We will load up a sample set of news headlines, tag parts of speech using `spaCy`, and create an output annotator to mark records that required a second check

In [1]:
import json
from random import seed, sample


with open('data.json') as file:
    headlines = [_['text'] for _ in json.load(file)]
    

seed(7)
sample(headlines, 10)

['Daily Report: Narendra Modi, Indian Prime Minister, Conquers Silicon Valley',
 'Tech Recruiting Clashes With Immigration Rules',
 'Start-Up Fervor Shifts to Energy in Silicon Valley',
 'To Survive, Net Start-Ups Slow Their Metabolism',
 'As New Zealand Courts Tech Talent, Isolation Becomes a Draw',
 'Wall Street and Silicon Valley Form an Uneasy Alliance',
 'Investing Early On for Insights, Not Profits',
 'A Determined Outpost of Tiny Technology',
 "As Silicon Valley Cheers Yahoo Chief, Wall Street's Reaction Is Muted",
 'Airbnb and Others Set Terms for Employees to Cash Out']

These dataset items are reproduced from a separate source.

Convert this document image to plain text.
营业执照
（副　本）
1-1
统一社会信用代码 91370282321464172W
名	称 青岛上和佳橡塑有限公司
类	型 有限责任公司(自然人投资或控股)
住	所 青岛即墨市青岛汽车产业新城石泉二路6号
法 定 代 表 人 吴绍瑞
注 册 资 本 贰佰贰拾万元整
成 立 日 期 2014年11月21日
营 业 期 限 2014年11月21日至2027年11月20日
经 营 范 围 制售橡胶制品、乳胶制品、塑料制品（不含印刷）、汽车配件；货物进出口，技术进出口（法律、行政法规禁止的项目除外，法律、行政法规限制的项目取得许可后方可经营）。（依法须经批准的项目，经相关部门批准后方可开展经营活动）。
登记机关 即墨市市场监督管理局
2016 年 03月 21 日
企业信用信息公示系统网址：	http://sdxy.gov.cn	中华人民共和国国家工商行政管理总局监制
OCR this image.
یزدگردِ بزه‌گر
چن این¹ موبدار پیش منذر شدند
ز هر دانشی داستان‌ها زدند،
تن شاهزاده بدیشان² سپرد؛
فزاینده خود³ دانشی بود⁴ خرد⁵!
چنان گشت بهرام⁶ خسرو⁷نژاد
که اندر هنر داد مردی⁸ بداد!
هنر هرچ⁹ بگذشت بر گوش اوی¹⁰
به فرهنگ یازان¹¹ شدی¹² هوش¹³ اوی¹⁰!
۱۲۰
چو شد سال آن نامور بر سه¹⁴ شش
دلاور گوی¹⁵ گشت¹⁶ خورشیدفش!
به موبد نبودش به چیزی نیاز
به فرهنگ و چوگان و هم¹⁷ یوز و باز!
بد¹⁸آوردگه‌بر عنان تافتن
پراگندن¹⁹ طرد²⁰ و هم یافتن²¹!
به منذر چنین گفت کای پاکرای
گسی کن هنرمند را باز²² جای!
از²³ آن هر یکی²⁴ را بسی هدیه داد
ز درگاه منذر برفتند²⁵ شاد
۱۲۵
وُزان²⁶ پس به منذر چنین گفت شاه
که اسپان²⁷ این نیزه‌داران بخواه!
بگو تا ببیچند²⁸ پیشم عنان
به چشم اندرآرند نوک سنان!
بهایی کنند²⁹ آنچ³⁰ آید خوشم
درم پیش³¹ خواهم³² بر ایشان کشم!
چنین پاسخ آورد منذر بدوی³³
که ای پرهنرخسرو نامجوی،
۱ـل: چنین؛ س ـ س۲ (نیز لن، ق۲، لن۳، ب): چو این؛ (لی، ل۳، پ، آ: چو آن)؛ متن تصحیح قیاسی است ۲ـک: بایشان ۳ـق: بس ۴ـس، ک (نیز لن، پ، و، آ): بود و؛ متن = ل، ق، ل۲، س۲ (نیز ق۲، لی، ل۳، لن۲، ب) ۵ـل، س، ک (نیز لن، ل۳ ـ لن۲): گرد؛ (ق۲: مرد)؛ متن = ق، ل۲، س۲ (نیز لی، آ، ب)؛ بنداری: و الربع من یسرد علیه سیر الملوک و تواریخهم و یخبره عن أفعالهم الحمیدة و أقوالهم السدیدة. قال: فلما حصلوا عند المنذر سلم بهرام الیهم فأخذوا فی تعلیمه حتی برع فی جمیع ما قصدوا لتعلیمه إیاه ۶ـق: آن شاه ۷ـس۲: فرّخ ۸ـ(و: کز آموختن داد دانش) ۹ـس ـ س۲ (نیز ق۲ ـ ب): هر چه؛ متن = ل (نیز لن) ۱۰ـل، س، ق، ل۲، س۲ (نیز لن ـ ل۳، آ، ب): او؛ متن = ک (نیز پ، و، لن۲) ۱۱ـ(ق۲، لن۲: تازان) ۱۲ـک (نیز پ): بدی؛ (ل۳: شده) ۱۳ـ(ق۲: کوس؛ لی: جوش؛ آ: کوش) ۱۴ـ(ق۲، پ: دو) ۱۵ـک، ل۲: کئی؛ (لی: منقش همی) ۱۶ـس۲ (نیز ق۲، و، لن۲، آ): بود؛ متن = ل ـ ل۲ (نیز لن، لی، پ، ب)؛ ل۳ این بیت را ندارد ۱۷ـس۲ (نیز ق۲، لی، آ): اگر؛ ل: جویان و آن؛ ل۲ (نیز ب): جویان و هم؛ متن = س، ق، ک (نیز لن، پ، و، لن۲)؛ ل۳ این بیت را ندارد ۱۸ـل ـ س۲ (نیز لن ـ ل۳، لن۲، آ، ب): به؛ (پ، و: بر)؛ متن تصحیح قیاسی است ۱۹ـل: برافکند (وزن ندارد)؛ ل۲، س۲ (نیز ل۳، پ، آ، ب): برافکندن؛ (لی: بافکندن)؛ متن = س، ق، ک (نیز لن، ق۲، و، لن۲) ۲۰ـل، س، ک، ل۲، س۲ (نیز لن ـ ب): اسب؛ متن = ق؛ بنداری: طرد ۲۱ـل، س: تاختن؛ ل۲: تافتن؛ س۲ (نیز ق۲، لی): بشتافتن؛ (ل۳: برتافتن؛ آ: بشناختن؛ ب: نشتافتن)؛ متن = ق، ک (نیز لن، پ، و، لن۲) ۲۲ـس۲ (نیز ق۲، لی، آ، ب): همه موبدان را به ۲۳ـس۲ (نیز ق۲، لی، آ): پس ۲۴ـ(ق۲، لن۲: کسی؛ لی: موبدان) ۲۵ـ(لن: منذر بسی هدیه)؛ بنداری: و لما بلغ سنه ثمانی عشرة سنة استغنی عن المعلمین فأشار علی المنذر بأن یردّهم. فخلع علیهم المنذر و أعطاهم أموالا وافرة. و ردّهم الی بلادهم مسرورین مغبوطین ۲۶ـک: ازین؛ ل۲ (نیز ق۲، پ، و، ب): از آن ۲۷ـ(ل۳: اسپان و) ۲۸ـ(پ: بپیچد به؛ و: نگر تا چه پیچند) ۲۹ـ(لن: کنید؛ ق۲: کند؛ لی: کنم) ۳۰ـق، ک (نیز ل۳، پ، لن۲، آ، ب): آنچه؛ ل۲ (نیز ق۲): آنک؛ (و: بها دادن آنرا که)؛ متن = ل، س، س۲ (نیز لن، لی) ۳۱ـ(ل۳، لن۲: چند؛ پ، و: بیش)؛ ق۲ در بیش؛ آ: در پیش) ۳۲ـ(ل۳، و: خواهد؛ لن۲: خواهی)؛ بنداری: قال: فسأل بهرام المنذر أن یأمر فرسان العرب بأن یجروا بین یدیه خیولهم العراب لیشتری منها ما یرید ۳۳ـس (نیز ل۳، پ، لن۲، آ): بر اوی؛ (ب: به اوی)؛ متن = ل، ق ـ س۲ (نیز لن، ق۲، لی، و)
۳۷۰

We will use the small english corpus for portability

In [2]:
# pip install spacy
import spacy


# python -m spacy download en_core_web_sm
nlp = spacy.load('en_core_web_sm')

In [3]:
docs = []
for headline in headlines:
    doc = nlp(headline)
    docs.append(doc)

In [4]:
doc = docs[0]
list(doc)

[Uber,
 ’s,
 Lesson,
 :,
 Silicon,
 Valley,
 ’s,
 Start,
 -,
 Up,
 Machine,
 Needs,
 Fixing]

In [5]:
word = doc[2]
word, word.idx

(Lesson, 7)

In [6]:
word.pos_

'PROPN'

Using `ipymarkup`, we will display the words and their corresponding parts of speech.

In [7]:
from IPython.display import display
# pip install ipymarkup
from ipymarkup import BoxLabelMarkup as Markup, Span


def display_doc(doc):
    spans = [
        Span(_.idx, _.idx + len(_), _.pos_)
        for _ in doc
    ]
    markup = Markup(doc.text, spans)
    display(markup)


display_doc(docs[0])

## Assemble our annotator
Now we can assemble our checker using `ipyannotate`. For this simple task, we will simply have `Ok` and `Check` options, but ipyannotate offers greater flexibility we could leverage to build more complex annotators.

In [8]:
from ipyannotate import annotate


annotation = annotate(docs, display=display_doc)
annotation

In [9]:
annotation.tasks[:10]

[Task(output=Uber’s Lesson: Silicon Valley’s Start-Up Machine Needs Fixing, value=None),
 Task(output=Pearl Automation, Founded by Apple Veterans, Shuts Down, value=None),
 Task(output=How Silicon Valley Pushed Coding Into American Classrooms, value=None),
 Task(output=Women in Tech Speak Frankly on Culture of Harassment, value=None),
 Task(output=Silicon Valley Investors Flexed Their Muscles in Uber Fight, value=None),
 Task(output=Uber is a Creature of an Industry Struggling to Grow Up, value=None),
 Task(output=‘The Internet Is Broken’: @ev Is Trying to Salvage It, value=None),
 Task(output=The South Park Commons Fills a Hole in the Tech Landscape, value=None),
 Task(output=The Closing of the Republican Mind, value=None),
 Task(output=Writers From the Right and Left on Trump Jr., the Future of the F.B.I., Health C..., value=None)]